Time Travel Made Easy
Like no other place I have ever been, you can see pre-history emerge from the sand in front of you. You may be the first person in 20,000 years to see the burnt piece of emu egg uncovered in an ancient fireplace.
When humans walked this landscape around 42,000 years ago, it looked very different. A series of large lakes, filled with fish, spread out to the north. Hairy-nosed wombats foraged for food along the lake edges. Even megafauna grazed amongst the forests. Today it is dry, mostly hot and still windy.
Up until about 20,000 years ago, Lake Mungo fluctuated in depth but remained a lake – as it had no outflow. Fish, animals and people were plentiful. The climate began to change with the onset of the last ice age, when it became colder and drier. At this point Lake Mungo began to dry out forever.
There were large claypans as the waters receded. One particular day 20,000 years ago, a group of several adults, adolescents and a few children made their way across a damp claypan. A young child with the group wandered about, as the others walked. The clay captured their movements and perhaps their story.
A day or two later a small group ran across the claypan at speed, perhaps chasing a ’roo. Someone threw a spear, but missed. The spear skidded into the ground. Remarkably, one of the runners only had one leg – leaving a set of right footprints only. The wind blew and sand covered the tracks until they were discovered in 2003.
There were at least 25 individuals and around 500 prints, making this the largest collection of human footprints in the Pleistocene age anywhere in the world.
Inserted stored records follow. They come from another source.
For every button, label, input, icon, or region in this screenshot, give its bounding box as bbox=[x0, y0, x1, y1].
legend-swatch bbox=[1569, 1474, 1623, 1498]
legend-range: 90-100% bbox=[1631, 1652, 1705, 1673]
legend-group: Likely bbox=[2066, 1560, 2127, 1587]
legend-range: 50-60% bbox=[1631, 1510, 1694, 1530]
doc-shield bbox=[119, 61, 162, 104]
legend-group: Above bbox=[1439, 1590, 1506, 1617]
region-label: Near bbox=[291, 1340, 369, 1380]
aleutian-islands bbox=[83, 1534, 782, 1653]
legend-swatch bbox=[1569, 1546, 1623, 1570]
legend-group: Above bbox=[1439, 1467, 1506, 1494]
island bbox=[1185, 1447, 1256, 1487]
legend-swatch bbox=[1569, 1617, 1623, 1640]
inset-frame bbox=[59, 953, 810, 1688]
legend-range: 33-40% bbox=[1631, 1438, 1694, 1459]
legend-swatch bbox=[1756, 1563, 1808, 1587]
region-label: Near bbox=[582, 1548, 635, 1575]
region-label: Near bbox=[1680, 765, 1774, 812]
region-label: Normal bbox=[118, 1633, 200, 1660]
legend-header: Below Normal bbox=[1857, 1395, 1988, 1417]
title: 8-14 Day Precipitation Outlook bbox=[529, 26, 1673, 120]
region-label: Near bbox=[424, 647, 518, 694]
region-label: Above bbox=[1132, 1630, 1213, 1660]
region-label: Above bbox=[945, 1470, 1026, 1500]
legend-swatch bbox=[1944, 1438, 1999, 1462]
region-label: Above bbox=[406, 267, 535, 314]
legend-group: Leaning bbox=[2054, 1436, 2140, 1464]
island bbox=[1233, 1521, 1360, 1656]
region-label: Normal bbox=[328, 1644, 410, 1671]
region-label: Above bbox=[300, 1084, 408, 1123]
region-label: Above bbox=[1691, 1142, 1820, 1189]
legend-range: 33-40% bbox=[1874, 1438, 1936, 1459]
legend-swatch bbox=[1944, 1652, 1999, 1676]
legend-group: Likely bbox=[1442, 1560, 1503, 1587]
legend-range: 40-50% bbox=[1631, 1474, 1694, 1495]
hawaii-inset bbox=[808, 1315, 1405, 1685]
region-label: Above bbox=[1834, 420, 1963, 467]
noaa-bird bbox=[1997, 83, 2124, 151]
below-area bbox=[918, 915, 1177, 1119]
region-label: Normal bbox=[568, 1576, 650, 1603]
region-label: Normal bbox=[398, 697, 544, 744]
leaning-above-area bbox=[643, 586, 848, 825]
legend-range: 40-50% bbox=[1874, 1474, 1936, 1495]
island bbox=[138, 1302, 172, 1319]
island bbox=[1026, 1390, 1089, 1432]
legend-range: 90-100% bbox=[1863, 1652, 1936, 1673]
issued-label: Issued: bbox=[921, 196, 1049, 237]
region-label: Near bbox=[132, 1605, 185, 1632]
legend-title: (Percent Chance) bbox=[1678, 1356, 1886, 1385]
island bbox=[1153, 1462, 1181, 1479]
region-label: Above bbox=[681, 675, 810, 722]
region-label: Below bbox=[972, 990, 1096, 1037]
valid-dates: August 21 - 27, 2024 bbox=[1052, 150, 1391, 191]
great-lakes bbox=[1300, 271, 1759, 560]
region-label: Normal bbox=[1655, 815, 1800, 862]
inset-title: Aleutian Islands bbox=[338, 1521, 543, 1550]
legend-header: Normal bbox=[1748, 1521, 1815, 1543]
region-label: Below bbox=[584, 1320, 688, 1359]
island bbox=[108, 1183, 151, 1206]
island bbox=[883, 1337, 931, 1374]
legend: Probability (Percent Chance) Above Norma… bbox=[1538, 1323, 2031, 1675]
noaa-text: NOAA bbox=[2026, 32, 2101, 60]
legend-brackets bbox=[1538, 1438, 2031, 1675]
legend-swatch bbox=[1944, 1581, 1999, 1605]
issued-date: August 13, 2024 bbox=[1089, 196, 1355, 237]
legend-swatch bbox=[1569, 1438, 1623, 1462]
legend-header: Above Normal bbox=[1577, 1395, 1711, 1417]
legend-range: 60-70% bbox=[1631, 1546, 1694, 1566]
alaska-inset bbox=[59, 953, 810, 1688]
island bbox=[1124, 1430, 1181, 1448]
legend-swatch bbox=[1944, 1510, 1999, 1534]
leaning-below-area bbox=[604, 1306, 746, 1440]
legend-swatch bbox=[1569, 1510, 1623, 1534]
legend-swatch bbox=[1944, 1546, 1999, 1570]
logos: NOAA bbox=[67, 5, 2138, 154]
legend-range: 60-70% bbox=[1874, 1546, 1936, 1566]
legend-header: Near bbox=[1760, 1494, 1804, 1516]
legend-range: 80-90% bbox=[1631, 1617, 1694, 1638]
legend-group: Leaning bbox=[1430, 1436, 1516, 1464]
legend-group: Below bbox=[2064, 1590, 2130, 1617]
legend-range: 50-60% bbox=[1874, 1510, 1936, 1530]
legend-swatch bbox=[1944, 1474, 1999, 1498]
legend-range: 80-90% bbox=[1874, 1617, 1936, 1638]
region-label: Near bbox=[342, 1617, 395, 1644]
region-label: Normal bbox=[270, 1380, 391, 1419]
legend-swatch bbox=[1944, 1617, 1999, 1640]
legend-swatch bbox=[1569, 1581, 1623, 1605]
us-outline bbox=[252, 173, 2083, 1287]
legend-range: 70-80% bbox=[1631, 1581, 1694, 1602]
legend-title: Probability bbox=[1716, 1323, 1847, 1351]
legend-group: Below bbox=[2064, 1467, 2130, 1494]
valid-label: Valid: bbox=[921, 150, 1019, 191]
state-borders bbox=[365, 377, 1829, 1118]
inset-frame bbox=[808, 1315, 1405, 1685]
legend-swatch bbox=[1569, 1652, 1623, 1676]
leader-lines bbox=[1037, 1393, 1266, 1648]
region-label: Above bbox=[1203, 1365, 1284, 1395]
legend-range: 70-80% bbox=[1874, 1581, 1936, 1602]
After three years of study, the prints were covered with sand again so they could remain intact. Moulds of the original prints have been made and arranged as concrete tiles near the visitors’ centre.
A Lady and a Man
Even before the footprints were left, there had been generations upon generations of people living next to Lake Mungo. A particular lady had lived, and then died, here. She was cremated and the remaining bones crushed, burned again, then buried. In 1967 her remains were discovered. This is Mungo Lady.
Around the same time as Mungo Lady lived, there had been a man who was about 170cm tall. He had developed arthritis and his teeth had become worn and scratched. His right elbow was particularly damaged, probably from many years of spear throwing with a woomera. He was about 50 when he died and his family carefully buried him in the dunes, sprinkling him with red ochre. This was Mungo Man.
Both Mungo Lady and Mungo Man have been reliably dated to be up to 42,000 years old. This discovery has revolutionised the modern view of how ancient human migration took place. Three tribal groups – the Paakantji, Ngyiampaa and Mutthi Mutthi people – welcome visitors to Mungo. They wish to share their ancestors’ stories and heritage.
In contrast, Europeans settled the Willandra Lakes area only 170 years ago. In those early days of white settlement, the sheep and cattle runs were huge. The large Mungo Woolshed was built in 1869 to shear the enormous numbers of sheep. At around this time there was an influx of Chinese labourers from the goldfields.
Up until this point, many of the local Aboriginal people had worked on the extensive properties. Eventually they were displaced again and sent away to missions. The 1920s saw the subdivision of many of the old runs for veterans of WWI. That didn’t work out so well as the land had been overstocked and heavily affected by rabbits and drought.
The first tourists are thought to have begun to arrive in 1965 to visit the Walls of China. Tourists were then able to drive their vehicles wherever they chose, as the unique nature of the Walls of China was not fully understood. Today the area is protected by a collection of groups in a cooperative effort with Mungo now recognised as both a National Park and a World Heritage area.
21st Century Visitors
For us, there is lot to see and take in. It would be wise to stay overnight (maybe even a couple of nights). To walk amongst the Walls of China and see pre-history first-hand, you will need to book onto a tour with the local Aboriginal guides. This can easily been done through the NSW National Parks and Wildlife Service.
Camping options are good with two campgrounds available. Most people will use Main Camp as it is easy to get to and close to the visitors’ centre, Mungo Woolshed and a couple of walks. There are showers and flushing toilets at the visitors’ centre.
Belah Camp is on the other side of Lake Mungo and is more suited to those who want a secluded campsite. There are pit toilets and tables but fires are not permitted. If you have been travelling a while, the Mungo Shearers Quarters are available (with five rooms) next to the visitors’ centre.
This was a place that I had wanted to get to since I first heard about the discovery of Mungo Lady many years ago. It was a unique experience that doesn’t have parallels anywhere else in Australia. If you like time travel, this is the place for you.
Nearest town: Pooncarie
When to go: Any time you can, but summer can get pretty hot.
Accommodation: Two campgrounds available with Main Camp having the best facilities and Belah Camp for solitude. Shearers Quarters are also available next to the visitors’ centre.
Difficulty: All the roads are unsealed and 2WD in the dry. Rain will potentially close these roads, so best to check before going.